Someone needs to jump on this mill... you got a nice deal on it... I wish you had a sausage stuffer for sale too.. I'd be all over that... My grinder does the job.. but not as well..


----------



## DCinDC (Apr 4, 2009)

Talking about Scott.

I was outside for a minute. Saved your number. I'll ring ya later.

I'm not trading much at the moment but I am setting myself up as "the fixer" when it will be needed.

Speaking of trades, I'm open to trades for this mill. 

I could use a sausage stuffer too. My wife talks about pawpaw's sausage all the time. I need to recreate the recipe.
Cheers!


----------



## simi-steading (Sep 27, 2012)

I just left Scott a VM yesterday. I've been trying to get him to make a trip back out here again so we can do some shooting.. and give him a break from the real world.. He's been out here quite a few times. BTW, You're welcome to come visit any time too.. 

I had quite a bit of sausage last winter. We're just using up the last of it now... I need to get the rest of the meat I have in the freezer from last year's deers and hog cleaned up for this winters new meat... I even built an experimental smoke house last winter to make summer sausage, and WOW was it great... Notice I say WAS.. 

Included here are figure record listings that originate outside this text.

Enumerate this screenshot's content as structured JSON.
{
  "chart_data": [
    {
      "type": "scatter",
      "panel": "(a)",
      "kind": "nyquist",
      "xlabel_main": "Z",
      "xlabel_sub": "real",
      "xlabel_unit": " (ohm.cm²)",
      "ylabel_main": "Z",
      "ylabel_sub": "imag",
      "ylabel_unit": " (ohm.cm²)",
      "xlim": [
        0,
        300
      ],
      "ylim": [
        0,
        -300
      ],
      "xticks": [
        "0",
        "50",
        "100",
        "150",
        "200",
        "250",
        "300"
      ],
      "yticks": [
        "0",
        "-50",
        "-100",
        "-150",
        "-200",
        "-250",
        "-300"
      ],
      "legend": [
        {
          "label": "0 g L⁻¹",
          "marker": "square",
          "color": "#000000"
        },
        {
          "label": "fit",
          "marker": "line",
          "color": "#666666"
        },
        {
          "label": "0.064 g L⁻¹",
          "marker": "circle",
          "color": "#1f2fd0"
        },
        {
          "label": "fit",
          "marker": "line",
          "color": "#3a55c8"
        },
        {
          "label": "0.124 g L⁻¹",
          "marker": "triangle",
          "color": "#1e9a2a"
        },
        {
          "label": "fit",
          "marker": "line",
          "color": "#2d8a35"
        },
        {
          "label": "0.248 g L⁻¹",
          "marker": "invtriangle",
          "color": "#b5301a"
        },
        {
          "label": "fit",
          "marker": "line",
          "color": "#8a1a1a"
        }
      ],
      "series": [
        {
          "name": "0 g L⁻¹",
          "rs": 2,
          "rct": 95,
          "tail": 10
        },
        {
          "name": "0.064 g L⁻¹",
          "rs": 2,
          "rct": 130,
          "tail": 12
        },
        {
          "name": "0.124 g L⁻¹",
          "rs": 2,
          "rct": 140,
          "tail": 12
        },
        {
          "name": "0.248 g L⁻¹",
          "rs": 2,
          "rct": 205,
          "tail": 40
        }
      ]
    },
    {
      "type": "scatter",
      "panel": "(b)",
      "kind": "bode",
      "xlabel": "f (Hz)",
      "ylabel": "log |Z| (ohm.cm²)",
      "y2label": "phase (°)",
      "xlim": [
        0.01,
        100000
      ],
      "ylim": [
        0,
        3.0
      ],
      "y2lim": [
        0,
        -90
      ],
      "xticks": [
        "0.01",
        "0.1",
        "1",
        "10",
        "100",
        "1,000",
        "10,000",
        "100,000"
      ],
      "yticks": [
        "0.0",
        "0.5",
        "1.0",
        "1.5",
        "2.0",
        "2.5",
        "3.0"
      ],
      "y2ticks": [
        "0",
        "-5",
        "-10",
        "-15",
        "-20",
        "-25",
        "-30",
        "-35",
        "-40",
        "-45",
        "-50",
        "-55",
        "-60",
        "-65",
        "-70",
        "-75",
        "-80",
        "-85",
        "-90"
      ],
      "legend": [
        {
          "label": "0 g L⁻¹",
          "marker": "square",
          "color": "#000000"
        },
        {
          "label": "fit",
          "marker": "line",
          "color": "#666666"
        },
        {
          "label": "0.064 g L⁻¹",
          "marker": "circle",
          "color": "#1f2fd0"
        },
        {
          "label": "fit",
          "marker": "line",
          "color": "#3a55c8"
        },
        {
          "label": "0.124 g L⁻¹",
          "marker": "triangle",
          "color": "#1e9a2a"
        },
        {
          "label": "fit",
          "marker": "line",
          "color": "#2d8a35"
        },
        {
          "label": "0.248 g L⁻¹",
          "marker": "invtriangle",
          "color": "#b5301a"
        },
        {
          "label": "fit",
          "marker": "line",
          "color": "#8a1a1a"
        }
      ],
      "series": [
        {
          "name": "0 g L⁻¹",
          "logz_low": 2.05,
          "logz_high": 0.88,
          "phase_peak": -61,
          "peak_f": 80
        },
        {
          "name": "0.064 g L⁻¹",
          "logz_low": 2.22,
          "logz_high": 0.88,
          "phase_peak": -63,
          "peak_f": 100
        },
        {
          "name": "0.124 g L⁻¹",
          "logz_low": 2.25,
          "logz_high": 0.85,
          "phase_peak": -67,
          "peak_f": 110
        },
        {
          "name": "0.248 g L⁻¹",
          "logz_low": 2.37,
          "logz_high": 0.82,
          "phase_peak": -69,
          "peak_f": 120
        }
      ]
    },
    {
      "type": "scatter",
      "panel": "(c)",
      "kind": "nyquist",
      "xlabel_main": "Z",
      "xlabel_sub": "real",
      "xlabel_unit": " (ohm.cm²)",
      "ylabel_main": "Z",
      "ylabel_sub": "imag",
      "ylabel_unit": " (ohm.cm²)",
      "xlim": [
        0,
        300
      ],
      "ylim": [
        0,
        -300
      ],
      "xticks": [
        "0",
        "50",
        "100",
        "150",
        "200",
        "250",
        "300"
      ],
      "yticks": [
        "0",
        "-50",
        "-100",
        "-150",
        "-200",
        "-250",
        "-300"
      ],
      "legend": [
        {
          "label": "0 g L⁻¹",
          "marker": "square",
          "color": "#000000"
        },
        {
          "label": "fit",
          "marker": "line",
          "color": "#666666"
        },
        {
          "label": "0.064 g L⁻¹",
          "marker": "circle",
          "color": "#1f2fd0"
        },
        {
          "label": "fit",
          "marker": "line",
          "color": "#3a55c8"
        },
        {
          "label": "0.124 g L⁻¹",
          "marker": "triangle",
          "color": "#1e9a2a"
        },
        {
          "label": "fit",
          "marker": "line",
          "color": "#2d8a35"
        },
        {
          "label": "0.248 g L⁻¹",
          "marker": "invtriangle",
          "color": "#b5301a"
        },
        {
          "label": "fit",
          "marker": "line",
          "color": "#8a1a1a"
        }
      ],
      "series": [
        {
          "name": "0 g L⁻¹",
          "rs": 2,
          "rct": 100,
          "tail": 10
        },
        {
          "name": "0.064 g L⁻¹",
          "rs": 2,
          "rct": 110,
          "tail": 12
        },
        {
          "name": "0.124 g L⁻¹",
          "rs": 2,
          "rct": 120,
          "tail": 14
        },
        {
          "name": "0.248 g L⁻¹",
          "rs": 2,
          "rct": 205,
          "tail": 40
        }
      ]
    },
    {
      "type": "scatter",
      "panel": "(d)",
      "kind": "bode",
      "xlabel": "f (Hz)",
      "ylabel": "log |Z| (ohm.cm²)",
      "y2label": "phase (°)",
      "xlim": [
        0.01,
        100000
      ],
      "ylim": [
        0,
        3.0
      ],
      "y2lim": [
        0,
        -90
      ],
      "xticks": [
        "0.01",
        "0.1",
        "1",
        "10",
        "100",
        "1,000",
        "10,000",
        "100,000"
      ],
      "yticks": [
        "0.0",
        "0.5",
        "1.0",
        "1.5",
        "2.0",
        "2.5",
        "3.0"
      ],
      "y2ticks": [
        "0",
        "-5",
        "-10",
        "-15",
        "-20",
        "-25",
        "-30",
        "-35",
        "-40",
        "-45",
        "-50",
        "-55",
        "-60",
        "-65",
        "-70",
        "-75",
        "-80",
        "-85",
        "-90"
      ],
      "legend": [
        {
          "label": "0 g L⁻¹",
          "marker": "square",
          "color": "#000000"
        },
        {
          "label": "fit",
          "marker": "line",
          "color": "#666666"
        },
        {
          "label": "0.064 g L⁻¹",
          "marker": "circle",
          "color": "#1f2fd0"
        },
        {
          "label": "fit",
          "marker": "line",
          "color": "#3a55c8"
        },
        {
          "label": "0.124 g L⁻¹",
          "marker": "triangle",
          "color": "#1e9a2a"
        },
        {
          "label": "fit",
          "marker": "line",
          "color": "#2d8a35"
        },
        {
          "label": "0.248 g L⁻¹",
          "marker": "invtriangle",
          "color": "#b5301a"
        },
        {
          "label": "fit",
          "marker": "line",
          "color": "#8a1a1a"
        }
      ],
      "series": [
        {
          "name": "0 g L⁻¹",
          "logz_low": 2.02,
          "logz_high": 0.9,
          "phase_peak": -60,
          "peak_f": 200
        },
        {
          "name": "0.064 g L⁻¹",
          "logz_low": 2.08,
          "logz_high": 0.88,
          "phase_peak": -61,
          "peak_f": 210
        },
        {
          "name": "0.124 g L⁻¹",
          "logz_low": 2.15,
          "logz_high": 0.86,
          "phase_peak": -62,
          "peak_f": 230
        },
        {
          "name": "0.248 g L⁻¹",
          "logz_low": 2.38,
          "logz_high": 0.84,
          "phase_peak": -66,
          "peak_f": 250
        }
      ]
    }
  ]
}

I told my wife I think I'm going to have to start selling my albums so I can fund some of my projects we need to get done... Heck, even at about $3 each average an LP, I figure I got 10K worth.. but we both know how much work it is to sell them one at a time for maximum profit 

If something doesn't happen soon, looks like I"ll be looking for a full time job... I just couldn't get my building and sawmill built fast enough to start making an income...


----------



## DCinDC (Apr 4, 2009)

this is sold


----------